Technical Due Diligence is often high-value, high pressure and short timescale. Under these circumstances, the best way to find out what lurks within the shadows and cobwebs is to go direct to the best sources of information: the stakeholders and the developers.
Simply put, we need to ask the people who work there. Equally important is the strength of the relationship between the two organisations in question after the exercise is over. Worst case scenario is that everything was found to be good about the software, but in doing so the trust relationship is ruined.
A key differentiator of JFDI consultants is that we are nice. Firm where necessary, but always personable, approachable, humble, honest. We take care how we ask questions. We realise when that when scrutinising a company’s products and architectures or wading through reams of code, we’re often treading through people’s life’s work. And we tread carefully.
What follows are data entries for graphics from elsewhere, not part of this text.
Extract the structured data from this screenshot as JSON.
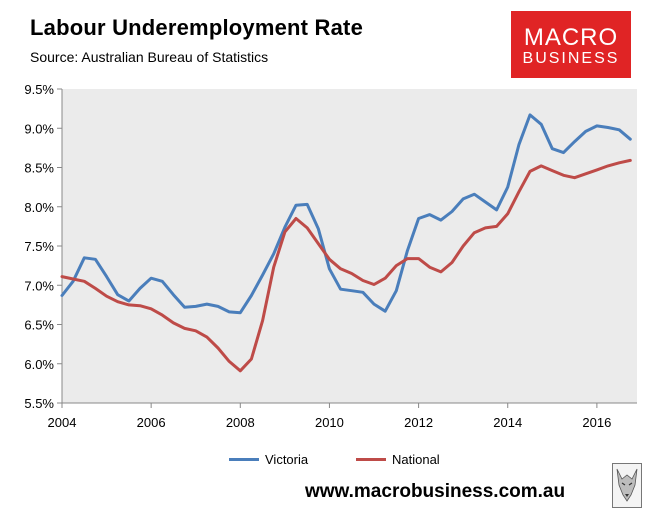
{
  "header": {
    "title": "Labour Underemployment Rate",
    "source": "Source: Australian Bureau of Statistics"
  },
  "logo": {
    "line1": "MACRO",
    "line2": "BUSINESS",
    "color": "#e02425"
  },
  "footer": {
    "url": "www.macrobusiness.com.au"
  },
  "chart_data": {
    "type": "line",
    "title": "Labour Underemployment Rate",
    "xlabel": "",
    "ylabel": "",
    "xlim": [
      2004,
      2016.9
    ],
    "ylim": [
      5.5,
      9.5
    ],
    "x_ticks": [
      2004,
      2006,
      2008,
      2010,
      2012,
      2014,
      2016
    ],
    "y_ticks": [
      "5.5%",
      "6.0%",
      "6.5%",
      "7.0%",
      "7.5%",
      "8.0%",
      "8.5%",
      "9.0%",
      "9.5%"
    ],
    "y_tick_values": [
      5.5,
      6.0,
      6.5,
      7.0,
      7.5,
      8.0,
      8.5,
      9.0,
      9.5
    ],
    "grid": false,
    "legend": "bottom",
    "plot_background": "#ebebeb",
    "x": [
      2004.0,
      2004.25,
      2004.5,
      2004.75,
      2005.0,
      2005.25,
      2005.5,
      2005.75,
      2006.0,
      2006.25,
      2006.5,
      2006.75,
      2007.0,
      2007.25,
      2007.5,
      2007.75,
      2008.0,
      2008.25,
      2008.5,
      2008.75,
      2009.0,
      2009.25,
      2009.5,
      2009.75,
      2010.0,
      2010.25,
      2010.5,
      2010.75,
      2011.0,
      2011.25,
      2011.5,
      2011.75,
      2012.0,
      2012.25,
      2012.5,
      2012.75,
      2013.0,
      2013.25,
      2013.5,
      2013.75,
      2014.0,
      2014.25,
      2014.5,
      2014.75,
      2015.0,
      2015.25,
      2015.5,
      2015.75,
      2016.0,
      2016.25,
      2016.5,
      2016.75
    ],
    "series": [
      {
        "name": "Victoria",
        "color": "#4a7ebb",
        "values": [
          6.87,
          7.05,
          7.35,
          7.33,
          7.11,
          6.88,
          6.8,
          6.96,
          7.09,
          7.05,
          6.88,
          6.72,
          6.73,
          6.76,
          6.73,
          6.66,
          6.65,
          6.87,
          7.13,
          7.4,
          7.74,
          8.02,
          8.03,
          7.72,
          7.21,
          6.95,
          6.93,
          6.91,
          6.76,
          6.67,
          6.93,
          7.44,
          7.85,
          7.9,
          7.83,
          7.94,
          8.1,
          8.16,
          8.06,
          7.96,
          8.25,
          8.79,
          9.17,
          9.05,
          8.74,
          8.69,
          8.83,
          8.96,
          9.03,
          9.01,
          8.98,
          8.86
        ]
      },
      {
        "name": "National",
        "color": "#be4b48",
        "values": [
          7.11,
          7.08,
          7.05,
          6.96,
          6.86,
          6.79,
          6.75,
          6.74,
          6.7,
          6.62,
          6.52,
          6.45,
          6.42,
          6.34,
          6.2,
          6.03,
          5.91,
          6.06,
          6.55,
          7.23,
          7.68,
          7.85,
          7.73,
          7.53,
          7.33,
          7.21,
          7.15,
          7.06,
          7.01,
          7.09,
          7.25,
          7.34,
          7.34,
          7.23,
          7.17,
          7.29,
          7.5,
          7.67,
          7.73,
          7.75,
          7.91,
          8.19,
          8.45,
          8.52,
          8.46,
          8.4,
          8.37,
          8.42,
          8.47,
          8.52,
          8.56,
          8.59
        ]
      }
    ]
  }
}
We are also thorough. We approach each investigation with an open mind. The services or products of the company under investigation are obviously good enough to have caught the attention of the company looking to buy or use them.
A due diligence exercise, in all but the most complex of situations, often runs for a period of one to three weeks. In that time we use a mixture of techniques to understand the products and services under investigation, including key stakeholder interviews, feature walkthroughs, architecture reviews, code reviews, test reviews. Through years of experience we have built a corpus of questions that we filter according to each set of individual circumstances and unique clients. We build on this list with each new investigation. We have the collective experience to deviate from this list when an investigation takes us down an unforeseen path.
The Technical Due Diligence process usually ends with a report, which can be delivered with an accompanying presentation.